Our family’s story is not rare. There are millions of Americans who had the foresight to see the hazard of taking on loads of debt to pay for college and chose either to pursue alternative routes of education or to take on extra work to help with the costs. The parents who took on second jobs for the sake of their children’s education and the children themselves who worked nights in addition to their classes made admirable sacrifices, but Biden’s proposal makes it all for naught.
The plan is an affront to those who thrifted, saved, and worked as much as they could to send themselves or their children to college without any debt.

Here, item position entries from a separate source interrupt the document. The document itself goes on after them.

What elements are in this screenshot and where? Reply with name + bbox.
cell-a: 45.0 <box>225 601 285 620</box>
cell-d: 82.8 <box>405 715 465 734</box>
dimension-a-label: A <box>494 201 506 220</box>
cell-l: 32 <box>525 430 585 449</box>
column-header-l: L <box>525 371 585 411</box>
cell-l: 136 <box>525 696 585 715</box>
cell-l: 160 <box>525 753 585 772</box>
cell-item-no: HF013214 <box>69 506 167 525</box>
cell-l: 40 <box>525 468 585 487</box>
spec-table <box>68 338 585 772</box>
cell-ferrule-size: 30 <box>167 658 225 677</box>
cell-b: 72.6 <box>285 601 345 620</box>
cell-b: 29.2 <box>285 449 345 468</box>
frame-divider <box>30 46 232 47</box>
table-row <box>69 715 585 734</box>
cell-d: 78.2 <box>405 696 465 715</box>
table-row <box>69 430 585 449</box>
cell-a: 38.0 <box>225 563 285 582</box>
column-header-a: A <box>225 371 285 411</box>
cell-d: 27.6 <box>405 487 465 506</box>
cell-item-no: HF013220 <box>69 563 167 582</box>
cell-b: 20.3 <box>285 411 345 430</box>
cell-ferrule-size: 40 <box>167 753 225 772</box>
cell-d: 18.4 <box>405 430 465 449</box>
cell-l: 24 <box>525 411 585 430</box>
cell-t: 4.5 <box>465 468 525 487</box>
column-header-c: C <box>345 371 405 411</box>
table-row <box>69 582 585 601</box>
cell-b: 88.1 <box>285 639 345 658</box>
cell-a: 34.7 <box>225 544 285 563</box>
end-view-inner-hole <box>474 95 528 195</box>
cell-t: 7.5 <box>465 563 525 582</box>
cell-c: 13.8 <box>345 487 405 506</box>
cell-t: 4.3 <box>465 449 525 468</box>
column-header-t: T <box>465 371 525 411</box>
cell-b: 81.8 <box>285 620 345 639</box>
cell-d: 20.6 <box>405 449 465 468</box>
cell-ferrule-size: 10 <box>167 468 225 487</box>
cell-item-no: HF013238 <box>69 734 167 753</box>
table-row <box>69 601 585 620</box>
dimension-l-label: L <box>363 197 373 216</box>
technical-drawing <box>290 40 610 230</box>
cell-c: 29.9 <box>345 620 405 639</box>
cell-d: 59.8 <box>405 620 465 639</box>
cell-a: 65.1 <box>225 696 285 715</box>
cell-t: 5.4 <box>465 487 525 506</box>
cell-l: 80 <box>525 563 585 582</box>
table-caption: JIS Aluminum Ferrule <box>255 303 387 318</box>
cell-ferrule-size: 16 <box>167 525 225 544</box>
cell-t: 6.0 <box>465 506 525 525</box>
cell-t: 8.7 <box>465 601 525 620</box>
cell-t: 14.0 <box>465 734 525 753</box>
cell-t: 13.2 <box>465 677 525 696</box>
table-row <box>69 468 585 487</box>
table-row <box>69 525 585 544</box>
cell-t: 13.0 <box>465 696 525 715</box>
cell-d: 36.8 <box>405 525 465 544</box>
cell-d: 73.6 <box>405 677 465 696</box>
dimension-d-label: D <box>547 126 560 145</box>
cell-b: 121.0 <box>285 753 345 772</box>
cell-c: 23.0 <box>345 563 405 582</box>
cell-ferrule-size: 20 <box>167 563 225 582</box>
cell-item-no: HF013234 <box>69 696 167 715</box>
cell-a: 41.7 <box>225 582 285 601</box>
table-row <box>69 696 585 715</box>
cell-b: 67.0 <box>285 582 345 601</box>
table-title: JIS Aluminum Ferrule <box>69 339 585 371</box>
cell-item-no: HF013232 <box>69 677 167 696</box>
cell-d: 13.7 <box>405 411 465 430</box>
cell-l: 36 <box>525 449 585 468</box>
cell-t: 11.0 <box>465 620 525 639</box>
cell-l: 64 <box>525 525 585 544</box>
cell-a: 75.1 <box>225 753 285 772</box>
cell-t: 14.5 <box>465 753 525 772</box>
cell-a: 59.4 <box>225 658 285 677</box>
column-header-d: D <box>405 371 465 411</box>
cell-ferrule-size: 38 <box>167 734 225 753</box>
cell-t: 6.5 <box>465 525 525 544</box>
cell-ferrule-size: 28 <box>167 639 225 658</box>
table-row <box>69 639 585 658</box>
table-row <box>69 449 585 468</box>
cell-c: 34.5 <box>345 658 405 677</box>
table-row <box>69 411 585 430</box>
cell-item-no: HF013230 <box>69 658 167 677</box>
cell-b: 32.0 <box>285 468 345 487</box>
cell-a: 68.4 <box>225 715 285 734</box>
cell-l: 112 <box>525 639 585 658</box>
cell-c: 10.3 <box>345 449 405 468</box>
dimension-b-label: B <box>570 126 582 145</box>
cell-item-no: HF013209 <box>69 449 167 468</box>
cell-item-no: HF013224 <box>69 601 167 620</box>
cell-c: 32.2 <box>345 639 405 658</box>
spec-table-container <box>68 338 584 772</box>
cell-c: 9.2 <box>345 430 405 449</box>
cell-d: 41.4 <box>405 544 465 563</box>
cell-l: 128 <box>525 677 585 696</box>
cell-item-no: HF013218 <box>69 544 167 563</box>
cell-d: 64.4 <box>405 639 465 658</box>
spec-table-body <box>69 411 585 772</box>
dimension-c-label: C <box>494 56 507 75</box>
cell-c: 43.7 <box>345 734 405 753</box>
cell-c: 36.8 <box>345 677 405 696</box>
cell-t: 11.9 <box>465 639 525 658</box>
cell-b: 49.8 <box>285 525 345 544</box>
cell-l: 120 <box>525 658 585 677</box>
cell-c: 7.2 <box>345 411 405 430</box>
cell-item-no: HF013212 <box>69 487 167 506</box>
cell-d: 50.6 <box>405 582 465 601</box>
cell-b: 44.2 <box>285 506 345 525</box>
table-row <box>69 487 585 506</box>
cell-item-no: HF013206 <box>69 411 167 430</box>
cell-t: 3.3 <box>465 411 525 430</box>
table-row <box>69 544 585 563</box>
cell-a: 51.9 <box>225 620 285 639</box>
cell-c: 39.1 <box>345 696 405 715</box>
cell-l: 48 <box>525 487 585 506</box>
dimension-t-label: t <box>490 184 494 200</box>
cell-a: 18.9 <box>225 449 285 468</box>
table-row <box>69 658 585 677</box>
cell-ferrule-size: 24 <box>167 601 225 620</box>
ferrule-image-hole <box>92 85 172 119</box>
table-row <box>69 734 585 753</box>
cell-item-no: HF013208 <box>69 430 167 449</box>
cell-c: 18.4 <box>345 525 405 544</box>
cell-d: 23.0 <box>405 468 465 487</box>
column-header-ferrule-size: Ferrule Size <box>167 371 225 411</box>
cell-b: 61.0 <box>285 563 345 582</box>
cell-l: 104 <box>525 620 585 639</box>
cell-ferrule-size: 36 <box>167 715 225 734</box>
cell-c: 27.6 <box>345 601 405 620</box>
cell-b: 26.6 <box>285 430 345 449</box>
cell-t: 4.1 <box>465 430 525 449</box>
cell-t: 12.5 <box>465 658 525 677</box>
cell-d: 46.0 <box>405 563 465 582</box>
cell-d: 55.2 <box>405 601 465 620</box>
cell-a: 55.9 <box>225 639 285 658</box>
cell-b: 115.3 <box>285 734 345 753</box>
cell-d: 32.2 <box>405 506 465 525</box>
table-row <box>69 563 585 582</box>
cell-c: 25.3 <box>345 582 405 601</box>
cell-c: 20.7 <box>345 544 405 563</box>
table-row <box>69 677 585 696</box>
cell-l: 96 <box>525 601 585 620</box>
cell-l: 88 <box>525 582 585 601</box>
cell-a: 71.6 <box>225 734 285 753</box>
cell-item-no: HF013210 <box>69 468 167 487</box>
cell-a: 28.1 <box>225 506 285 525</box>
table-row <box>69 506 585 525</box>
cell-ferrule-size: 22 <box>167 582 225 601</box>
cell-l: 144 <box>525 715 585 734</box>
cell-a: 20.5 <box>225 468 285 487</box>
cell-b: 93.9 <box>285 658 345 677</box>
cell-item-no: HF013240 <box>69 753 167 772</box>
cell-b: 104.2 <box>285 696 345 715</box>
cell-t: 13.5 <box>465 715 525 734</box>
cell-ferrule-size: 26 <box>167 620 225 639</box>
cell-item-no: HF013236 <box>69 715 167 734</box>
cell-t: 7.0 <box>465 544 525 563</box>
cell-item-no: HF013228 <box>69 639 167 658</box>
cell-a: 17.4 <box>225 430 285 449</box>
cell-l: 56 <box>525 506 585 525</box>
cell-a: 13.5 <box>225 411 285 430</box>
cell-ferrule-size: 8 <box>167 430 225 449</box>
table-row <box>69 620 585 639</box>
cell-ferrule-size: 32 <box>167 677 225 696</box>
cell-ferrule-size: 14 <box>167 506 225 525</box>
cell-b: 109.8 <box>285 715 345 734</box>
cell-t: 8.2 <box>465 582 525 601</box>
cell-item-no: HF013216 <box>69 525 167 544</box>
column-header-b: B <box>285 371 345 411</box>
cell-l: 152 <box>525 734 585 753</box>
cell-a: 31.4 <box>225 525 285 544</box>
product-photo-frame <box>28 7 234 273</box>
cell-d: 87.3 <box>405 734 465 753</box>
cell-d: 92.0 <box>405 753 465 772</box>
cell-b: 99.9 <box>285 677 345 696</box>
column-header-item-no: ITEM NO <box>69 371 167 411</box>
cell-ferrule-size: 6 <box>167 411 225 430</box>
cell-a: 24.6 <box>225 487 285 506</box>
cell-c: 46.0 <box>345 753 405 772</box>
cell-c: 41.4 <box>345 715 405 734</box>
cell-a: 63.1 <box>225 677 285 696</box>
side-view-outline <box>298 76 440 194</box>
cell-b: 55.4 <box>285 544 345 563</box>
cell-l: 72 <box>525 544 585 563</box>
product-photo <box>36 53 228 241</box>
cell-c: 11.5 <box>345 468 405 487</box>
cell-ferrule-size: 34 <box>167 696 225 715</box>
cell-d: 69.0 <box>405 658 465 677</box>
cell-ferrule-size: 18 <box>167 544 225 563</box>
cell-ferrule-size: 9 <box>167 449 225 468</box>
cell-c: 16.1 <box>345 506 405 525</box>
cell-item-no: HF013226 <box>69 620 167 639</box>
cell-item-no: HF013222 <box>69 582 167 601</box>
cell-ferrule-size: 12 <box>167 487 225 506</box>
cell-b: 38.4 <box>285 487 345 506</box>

They made the responsible decision not to spend more than they had, and they will become disadvantaged for it.
Those of us who graduate without debt – either because of our parents’ hard work or our own – pay for this plan not only in taxes but also in economic disaster. The day before Biden released his plan, the University of Pennsylvania’s Wharton School released its grim cost estimates for potential versions of Biden’s plan.
The policy that eventually took shape was the cheapest option the researchers at Wharton predicted. Though the school’s estimate does not include the relief for Pell Grant recipients, the $10,000 for those making under $125,000 per year will add almost $330 billion to our deficit by itself. For context, President Biden’s Inflation Reduction Act will reduce the deficit by $305 billion, the Congressional Budget Office estimated.
All Americans will pay the price of the policy with inflation, but the fact that the plan forces people who are not in debt to pay the bills of those who are illustrates its immorality. Plumbers without college degrees, who earn a median salary of just over $56,000, will be forced to shoulder the responsibilities of college graduates who earn more than double their income.
Americans without loans should be lauded for their prudence in their lifestyle. They knew they could not afford college in their present condition, so they chose to learn a trade, worked before or during college to make up the difference, or acknowledged their responsibility to pay back the loans they freely chose to take out.
The lesson from their success is not that they are any better than those who graduated in debt, but that anyone can emulate their hard work. Biden is cheating those who took it upon themselves to pay for the benefits they now enjoy. We should not discount the difficulty that those in debt have incurred, but it is not cruel to demand that they do the same as others who strove to live debt-free.
If Biden is allowed to proceed with his disastrous plan, the government will doubly punish, through both taxation and inflation, the responsibility and sacrifice of countless Americans.
Charles Hilu is the chairman of the University of Michigan’s Young Americans for Freedom chapter.